United States Tightens Rules for Foreign Worker Petitions

MySandesh
5 Min Read

The United States has made important changes to the form used by employers to hire foreign workers on temporary visas.

If you are an employer planning to sponsor a worker — or a professional hoping to work in the US — this update directly affects you.

The U.S. Citizenship and Immigration Services (USCIS) has released a revised version of Form I-129 with a new edition date of 02/27/26.

Here’s what you need to know.

New Form I-129: When Does It Become Mandatory?

On February 27, 2026, U.S. Citizenship and Immigration Services published the updated form.

From April 1, 2026, USCIS will accept only the 02/27/26 edition.

Until March 31, 2026, employers can still use the older 01/20/25 edition.

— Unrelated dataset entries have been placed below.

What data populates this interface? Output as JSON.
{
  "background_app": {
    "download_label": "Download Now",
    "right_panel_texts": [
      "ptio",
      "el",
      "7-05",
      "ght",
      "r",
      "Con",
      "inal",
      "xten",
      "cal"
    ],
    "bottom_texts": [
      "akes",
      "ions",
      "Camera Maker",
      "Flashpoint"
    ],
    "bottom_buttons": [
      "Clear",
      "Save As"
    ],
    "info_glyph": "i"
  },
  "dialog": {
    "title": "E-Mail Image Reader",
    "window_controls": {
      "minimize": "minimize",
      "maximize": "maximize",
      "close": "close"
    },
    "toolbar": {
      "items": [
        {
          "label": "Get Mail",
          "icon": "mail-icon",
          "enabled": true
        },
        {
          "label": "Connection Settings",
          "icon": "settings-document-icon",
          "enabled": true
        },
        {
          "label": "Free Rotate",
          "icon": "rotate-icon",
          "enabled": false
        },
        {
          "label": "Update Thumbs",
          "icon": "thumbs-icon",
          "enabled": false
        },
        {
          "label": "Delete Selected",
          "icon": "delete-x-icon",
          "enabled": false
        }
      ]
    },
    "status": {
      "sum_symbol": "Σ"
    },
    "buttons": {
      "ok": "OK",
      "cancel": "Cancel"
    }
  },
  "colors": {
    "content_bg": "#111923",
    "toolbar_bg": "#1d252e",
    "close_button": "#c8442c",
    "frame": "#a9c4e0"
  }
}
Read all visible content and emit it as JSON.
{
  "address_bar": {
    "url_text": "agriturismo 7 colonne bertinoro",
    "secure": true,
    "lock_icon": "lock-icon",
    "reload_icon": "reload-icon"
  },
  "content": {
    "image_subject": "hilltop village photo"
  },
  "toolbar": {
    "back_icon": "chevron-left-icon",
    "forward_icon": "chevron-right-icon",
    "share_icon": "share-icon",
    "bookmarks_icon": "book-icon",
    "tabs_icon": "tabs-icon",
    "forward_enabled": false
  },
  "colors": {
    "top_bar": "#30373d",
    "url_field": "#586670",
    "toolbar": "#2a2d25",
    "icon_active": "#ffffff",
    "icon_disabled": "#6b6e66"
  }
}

But there is one important rule:

If USCIS receives the 01/20/25 edition on or before March 31, 2026, it will be accepted.

If it is received on or after April 1, 2026, it will be rejected.

The edition date can be found at the bottom of the form pages and instructions.

Employers must double-check this before filing to avoid rejection.

What Has Changed in the New Version?

The updated form is more detailed and structured.

It adds new compliance language, more data fields, and stronger employer certifications.

In simple terms, USCIS now wants more clarity and accountability.

More Employer Declarations

Employers must now confirm:

They are following fee payment rules

They are not passing certain filing costs to employees

They are complying with labor condition requirements

This change increases employer responsibility and aims to prevent misuse.

Extra Details for H-1B Cases

According to Reddy Neumann Brown PC, the new form requires employers to provide details used to determine the LCA wage level. This includes:

Minimum job requirements

Required degree field

Level of supervision

For H-1B cap cases, employers must also mention the wage level selected during H-1B registration.

This means applications will now face closer review.

More Clarity on Work Locations and Visa Categories

The revised form asks for more detailed information about:

Worksite locations

Different employment arrangements

Beneficiary’s immigration history

Visa classification sections are now better organized to reduce confusion when selecting visa categories.

Although visa types remain the same, the process is becoming stricter and more documentation-heavy.

Who Needs to File Form I-129?

Form I-129 is used by US employers to sponsor temporary nonimmigrant workers.

Before filing this form, certain visa categories require the employer to first obtain labor certification from the US Department of Labor.

After that, the employer files Form I-129 with USCIS.

This form is commonly used for:

H-1B workers

H-2A and H-2B workers

L-1 intracompany transferees

O, P, Q, and R visa categories

It is also used to request:

Extension of stay

Change of status

Switching to visa types like E-1, E-2, E-3, H-1B1, or TN

Important for F-1 Students Moving to H-1B

Form I-129 is also used when international students shift from study status to work status.

If you are an F-1 student and want to move to H-1B status, your employer must sponsor you and file Form I-129 on your behalf.

A timely cap-subject petition is required for H-1B cases.

The updated guidance provides some exemptions for US employers hiring F-1 students under the H-1B program, but the employer still needs to file the proper petition.

What This Means for Employers and Workers

The core visa programs remain unchanged.

However, the paperwork requirements are now stricter.

Employers must be more careful while filling out the form.

Missing details or incorrect edition usage could lead to rejection.

For foreign workers, this means documentation and employer compliance will play an even bigger role in approval chances.

If you are planning to file soon, make sure you use the correct edition and prepare complete supporting documents before April 1, 2026.